26 de jun. de 2011

O amor e os ciúmes no casamento

* segunda parte do capítulo 38, do livro Filotéia

Conservai pois, ó maridos, um terno, constante e cordial amor a vossas mulheres: por isto foi a mulher tirada do lado mais chegado ao coração do primeiro homem, para que fosse amada por ele cordial e ternamente. As fraquezas e enfermidades de vossas mulheres, quer do corpo, quer do espirito, não devem provocar-vos a nenhuma espécie de desdém, mas antes a uma doce e amorosa compaixão, pois Deus criou-as assim para que, dependendo de vós, vos honrem e vos respeitem mais, e de tal modo as tenhais por companheiras que contudo sejais os chefes e superiores res.
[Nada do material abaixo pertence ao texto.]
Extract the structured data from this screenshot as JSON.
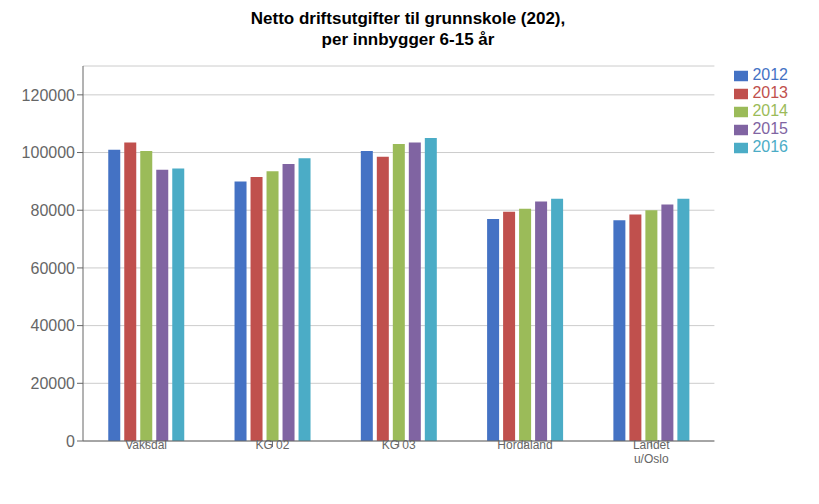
{
  "chart_data": {
    "type": "bar",
    "title": "Netto driftsutgifter til grunnskole (202),\nper innbygger 6-15 år",
    "categories": [
      "Vaksdal",
      "KG 02",
      "KG 03",
      "Hordaland",
      "Landet\nu/Oslo"
    ],
    "series": [
      {
        "name": "2012",
        "color": "#4472C4",
        "values": [
          101000,
          90000,
          100500,
          77000,
          76500
        ]
      },
      {
        "name": "2013",
        "color": "#C0504D",
        "values": [
          103500,
          91500,
          98500,
          79500,
          78500
        ]
      },
      {
        "name": "2014",
        "color": "#9BBB59",
        "values": [
          100500,
          93500,
          103000,
          80500,
          80000
        ]
      },
      {
        "name": "2015",
        "color": "#8064A2",
        "values": [
          94000,
          96000,
          103500,
          83000,
          82000
        ]
      },
      {
        "name": "2016",
        "color": "#4BACC6",
        "values": [
          94500,
          98000,
          105000,
          84000,
          84000
        ]
      }
    ],
    "ylim": [
      0,
      130000
    ],
    "yticks": [
      0,
      20000,
      40000,
      60000,
      80000,
      100000,
      120000
    ],
    "grid": true,
    "legend": "right"
  }
}
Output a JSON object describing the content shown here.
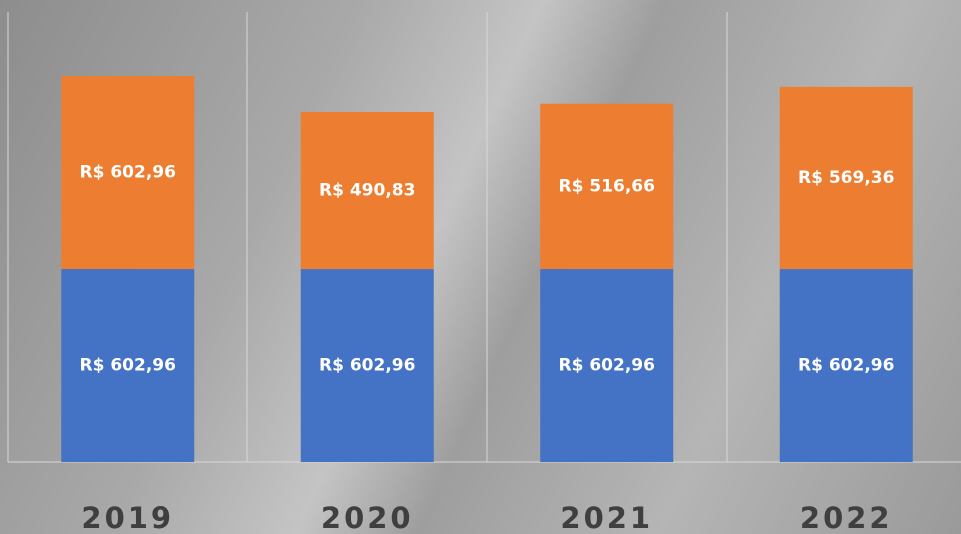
{
  "chart_data": {
    "type": "stacked_bar",
    "categories": [
      "2019",
      "2020",
      "2021",
      "2022"
    ],
    "series": [
      {
        "color": "#4472c4",
        "values": [
          602.96,
          602.96,
          602.96,
          602.96
        ],
        "value_labels": [
          "R$ 602,96",
          "R$ 602,96",
          "R$ 602,96",
          "R$ 602,96"
        ]
      },
      {
        "color": "#ed7d31",
        "values": [
          602.96,
          490.83,
          516.66,
          569.36
        ],
        "value_labels": [
          "R$ 602,96",
          "R$ 490,83",
          "R$ 516,66",
          "R$ 569,36"
        ]
      }
    ]
  }
}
As bodas de Caná, de Jan Vermeyen
E vós, ó mulheres, amai ternamente. cordialmente, mas com um amor respeitoso e cheio de reverência, os maridos que Deus vos deu: porque realmente por isso os criou Deus de um sexo mais vigoroso e predominante. e quis que a mulher fosse uma dependência do homem, e osso dos seus ossos, e carne da sua carne, e que ela fosse produzida por uma costela deste, tirada debaixo dos seus braços, para mostrar que ela deve estar debaixo da mão e govêrno do marido; e toda a Escritura Santa vos recomenda severamente esta sujeição, que aliás a mesma Escritura vos faz doce e suave, não sómente querendo que vos acomodeis a ela com amor, mas ordenando a vossos maridos que a exerçam com grande afeto, ternura e suavidade. Maridos, diz São Pedro, portai-vos discretamente com vossas mulheres, como com um vaso mais frágil, honrando-as.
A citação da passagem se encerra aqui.